Psychosomatic Medicine vol:72 issue:8 pages:802-809
Anxiety at the time of gastrointestinal injury or inflammation increases the risk of developing visceral hyperalgesia. Distal esophageal acidification induces hyperalgesia in the non-acid exposed proximal esophagus, due to the sensitization of spinal dorsal horn neurones. The objective was to determine whether anxiety influences acid-induced hyperalgesia.
A total of 19 healthy volunteers (n = 12 females; age, 22-57 years; mean, 35.7 years) completed a 10-minute mood induction paradigm (anxiety or neutral) with autonomic monitoring (visit 1). On visits 2 and 3, pain thresholds to electrical stimulation, in milliamperes (mA), were determined in the proximal esophagus and foot (control) before and after a 30-minute infusion of 0.15 M of hydrochloric acid. During esophageal acid infusion, the subjects randomly received anxiety or neutral mood induction with autonomic monitoring, in a crossover design. Anxiety and pain ratings were recorded pre and post infusion.
Visit 1: Anxiety induction increased anxiety scores (p < .001), mean arterial pressure (p < .001), and cardiac sympathetic index (p = .007), and reduced parasympathetic measures (cardiac vagal tone [p = .05] and cardiac sensitivity to baroreflex [p = .006)]).
Visit 2: Anxiety induction conferred greater acid-induced hyperalgesia compared with neutral (-4.9 mA versus 2.7 mA, p = .009, analysis of covariance).

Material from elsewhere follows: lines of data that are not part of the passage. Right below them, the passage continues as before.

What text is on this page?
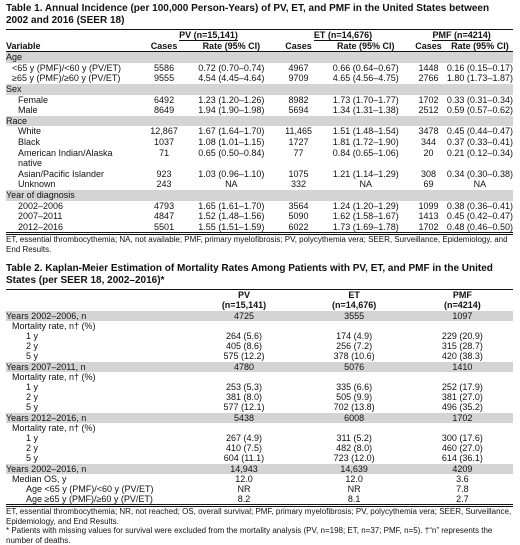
Table 1. Annual Incidence (per 100,000 Person-Years) of PV, ET, and PMF in the United States between 2002 and 2016 (SEER 18)
	PV (n=15,141)		ET (n=14,676)		PMF (n=4214)	
Variable	Cases	Rate (95% CI)	Cases	Rate (95% CI)	Cases	Rate (95% CI)
Age						
<65 y (PMF)/<60 y (PV/ET)	5586	0.72 (0.70–0.74)	4967	0.66 (0.64–0.67)	1448	0.16 (0.15–0.17)
≥65 y (PMF)/≥60 y (PV/ET)	9555	4.54 (4.45–4.64)	9709	4.65 (4.56–4.75)	2766	1.80 (1.73–1.87)
Sex						
Female	6492	1.23 (1.20–1.26)	8982	1.73 (1.70–1.77)	1702	0.33 (0.31–0.34)
Male	8649	1.94 (1.90–1.98)	5694	1.34 (1.31–1.38)	2512	0.59 (0.57–0.62)
Race						
White	12,867	1.67 (1.64–1.70)	11,465	1.51 (1.48–1.54)	3478	0.45 (0.44–0.47)
Black	1037	1.08 (1.01–1.15)	1727	1.81 (1.72–1.90)	344	0.37 (0.33–0.41)
American Indian/Alaska	71	0.65 (0.50–0.84)	77	0.84 (0.65–1.06)	20	0.21 (0.12–0.34)
native						
Asian/Pacific Islander	923	1.03 (0.96–1.10)	1075	1.21 (1.14–1.29)	308	0.34 (0.30–0.38)
Unknown	243	NA	332	NA	69	NA
Year of diagnosis						
2002–2006	4793	1.65 (1.61–1.70)	3564	1.24 (1.20–1.29)	1099	0.38 (0.36–0.41)
2007–2011	4847	1.52 (1.48–1.56)	5090	1.62 (1.58–1.67)	1413	0.45 (0.42–0.47)
2012–2016	5501	1.55 (1.51–1.59)	6022	1.73 (1.69–1.78)	1702	0.48 (0.46–0.50)
ET, essential thrombocythemia; NA, not available; PMF, primary myelofibrosis; PV, polycythemia vera; SEER, Surveillance, Epidemiology, and End Results.
Table 2. Kaplan-Meier Estimation of Mortality Rates Among Patients with PV, ET, and PMF in the United States (per SEER 18, 2002–2016)*
	PV	ET	PMF
	(n=15,141)	(n=14,676)	(n=4214)
Years 2002–2006, n	4725	3555	1097
Mortality rate, n† (%)			
1 y	264 (5.6)	174 (4.9)	229 (20.9)
2 y	405 (8.6)	256 (7.2)	315 (28.7)
5 y	575 (12.2)	378 (10.6)	420 (38.3)
Years 2007–2011, n	4780	5076	1410
Mortality rate, n† (%)			
1 y	253 (5.3)	335 (6.6)	252 (17.9)
2 y	381 (8.0)	505 (9.9)	381 (27.0)
5 y	577 (12.1)	702 (13.8)	496 (35.2)
Years 2012–2016, n	5438	6008	1702
Mortality rate, n† (%)			
1 y	267 (4.9)	311 (5.2)	300 (17.6)
2 y	410 (7.5)	482 (8.0)	460 (27.0)
5 y	604 (11.1)	723 (12.0)	614 (36.1)
Years 2002–2016, n	14,943	14,639	4209
Median OS, y	12.0	12.0	3.6
Age <65 y (PMF)/<60 y (PV/ET)	NR	NR	7.8
Age ≥65 y (PMF)/≥60 y (PV/ET)	8.2	8.1	2.7
ET, essential thrombocythemia; NR, not reached; OS, overall survival; PMF, primary myelofibrosis; PV, polycythemia vera; SEER, Surveillance, Epidemiology, and End Results.
* Patients with missing values for survival were excluded from the mortality analysis (PV, n=198; ET, n=37; PMF, n=5). †“n” represents the number of deaths.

No differences in autonomic measures were found during acid infusion with anxiety or neutral mood induction.
Anxiety induction increases acid-induced esophageal hyperalgesia; anxiety, thus, facilitates central sensitization in the esophagus. Our studies provide a new model for studying the effects of anxiety on esophageal hyperalgesia and may allow testing of therapeutic strategies to reduce this effect.